Revision as of 07:46, 17 September 2024

Usage and Biology

This part encodes the TRn4-mfp5 fusion protein, which combines the adhesive properties of mfp5 with the special function of TRn4.
The TRn4-mfp5 fusion protein combines two proteins: mfp5 from Mytilus foot proteins and TRn4 from squid ring teeth proteins. Mfp5 is derived from Mytilus, known for their ability to adhere to different materials' surfaces. This adhesion is primarily driven by the tyrosine residues in mfp5, which, upon oxidation by tyrosinase, are converted into dopamine. Dopamine forms π-π stacking interactions and hydrogen bonds with various substrates, including metal, glass, and polymer surfaces. This ability allows mfp5 to provide the bioadhesive strength that is crucial for surface attachment in various environments. TRn4 consists of a four-time repeated sequence derived from squid ring teeth proteins. The structural strength of squid ring teeth is attributed to the formation of β-sheets, which allow hydrogen bonding between protein strands. In TRn4, this repetitive sequence enables robust structural integrity, as the β-sheets can bond with other β-sheet structures.
The fusion of mfp5 and TRn4 creates a unique protein that leverages the adhesive capabilities of mfp5 and the function of TRn4. When exposed to tyrosinase, the mfp5 portion generates dopamine, allowing the fusion protein to adhere to various materials through strong molecular interactions. The β-sheets in TRn4 allow hydrogen bonding between TRn4 and other repeated squid ring teeth protein. This fusion protein has the potential for applications in surface coatings, and bio-inspired materials that require both strong adhesion and mechanical stability. The combination of mfp5’s versatile binding properties and TRn4’s structural offers an innovative solution for challenges in areas such as marine technology, biomedical adhesives, and sustainable material development.
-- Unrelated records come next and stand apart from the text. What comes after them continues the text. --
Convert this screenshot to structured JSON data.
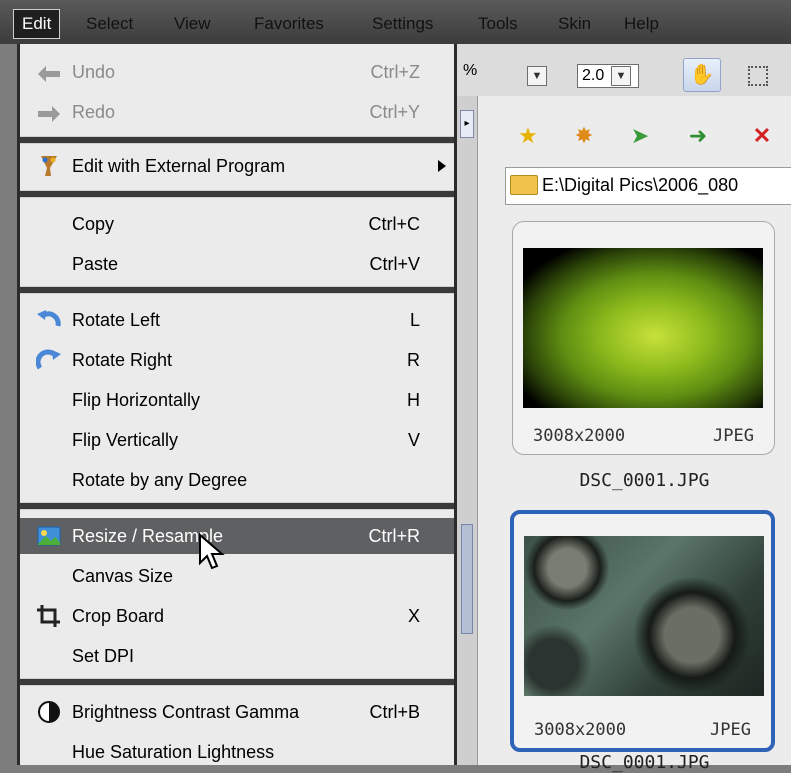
{
  "menubar": {
    "items": [
      "Edit",
      "Select",
      "View",
      "Favorites",
      "Settings",
      "Tools",
      "Skin",
      "Help"
    ]
  },
  "toolbar": {
    "zoom_partial": "%",
    "ratio_value": "2.0"
  },
  "browser": {
    "path": "E:\\Digital Pics\\2006_080",
    "thumbs": [
      {
        "dimensions": "3008x2000",
        "format": "JPEG",
        "filename": "DSC_0001.JPG",
        "selected": false
      },
      {
        "dimensions": "3008x2000",
        "format": "JPEG",
        "filename": "DSC_0001.JPG",
        "selected": true
      }
    ]
  },
  "edit_menu": {
    "undo": {
      "label": "Undo",
      "shortcut": "Ctrl+Z"
    },
    "redo": {
      "label": "Redo",
      "shortcut": "Ctrl+Y"
    },
    "external": {
      "label": "Edit with External Program"
    },
    "copy": {
      "label": "Copy",
      "shortcut": "Ctrl+C"
    },
    "paste": {
      "label": "Paste",
      "shortcut": "Ctrl+V"
    },
    "rotate_left": {
      "label": "Rotate Left",
      "shortcut": "L"
    },
    "rotate_right": {
      "label": "Rotate Right",
      "shortcut": "R"
    },
    "flip_h": {
      "label": "Flip Horizontally",
      "shortcut": "H"
    },
    "flip_v": {
      "label": "Flip Vertically",
      "shortcut": "V"
    },
    "rotate_any": {
      "label": "Rotate by any Degree"
    },
    "resize": {
      "label": "Resize / Resample",
      "shortcut": "Ctrl+R"
    },
    "canvas": {
      "label": "Canvas Size"
    },
    "crop": {
      "label": "Crop Board",
      "shortcut": "X"
    },
    "dpi": {
      "label": "Set DPI"
    },
    "bcg": {
      "label": "Brightness Contrast Gamma",
      "shortcut": "Ctrl+B"
    },
    "hsl": {
      "label": "Hue Saturation Lightness"
    }
  },
  "colors": {
    "menu_highlight": "#5f6062",
    "selected_border": "#2e63b8"
  }
}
Characterization of TRn4-mfp5

Optimizing Growth Media for Protein Production

Fig. 1 Comparasion of protein expression in LB and TB media

Lanes 1-6 (LB 16°C 20 h): 1. pET21a Pellet (+IPTG) 2. pET21a Supernatant (+IPTG) 3. pET21a Whole Cell Lysate (+IPTG) 4. pET21a Pellet (-IPTG) 5. pET21a Supernatant (-IPTG) 6. pET21a Whole Cell Lysate (-IPTG) 7. Protein Ladder
Lanes 8-13 (TB 16°C 20 h): 8. pET21a Pellet (+IPTG) 9. pET21a Supernatant (+IPTG) 10. pET21a Whole Cell Lysate (+IPTG) 11. pET21a Pellet (-IPTG) 12. pET21a Supernatant (-IPTG) 13. pET21a Whole Cell Lysate (-IPTG)
This figure compares protein expression in LB and TB media after 20 hours of incubation at 16°C, with and without IPTG induction. The samples include the pellet, supernatant, and whole cell lysate fractions.

To validate the functionality of the fusion protein, we designed bacteria expressing TRn4-mfp5.We constructed the pET-SUMO vector, after culturing at 37°C for 4 hours, extracted the proteins for SDS-PAGE and Coomassie Brilliant Blue staining analysis.
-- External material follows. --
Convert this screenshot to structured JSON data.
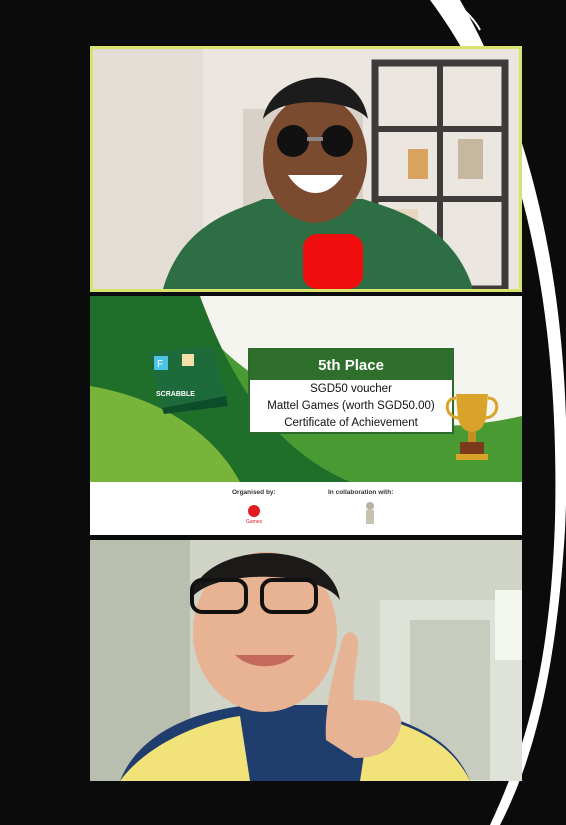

We purified SUMO-Mfp6 using a HiTrap Ni-NTA column. The purified protein was verified by SDS-PAGE and was found to be present mostly in the 300 mM imidazole elution fraction.

Fig. 2 Protein experiment experiment of SUMO-TRn4-mfp5(35.4 KDa).

Lane 1: Protein - Binding buffer. Lane 2: 20 mM imidazole elution. Lane 3: 50 mM imidazole elution. Lane 4: 150 mM imidazole elution. Lane 5: 300 mM imidazole elution. Lane 6: 500 mM imidazole elution. Lane 7: Supernatant. Lane 8: Impurities.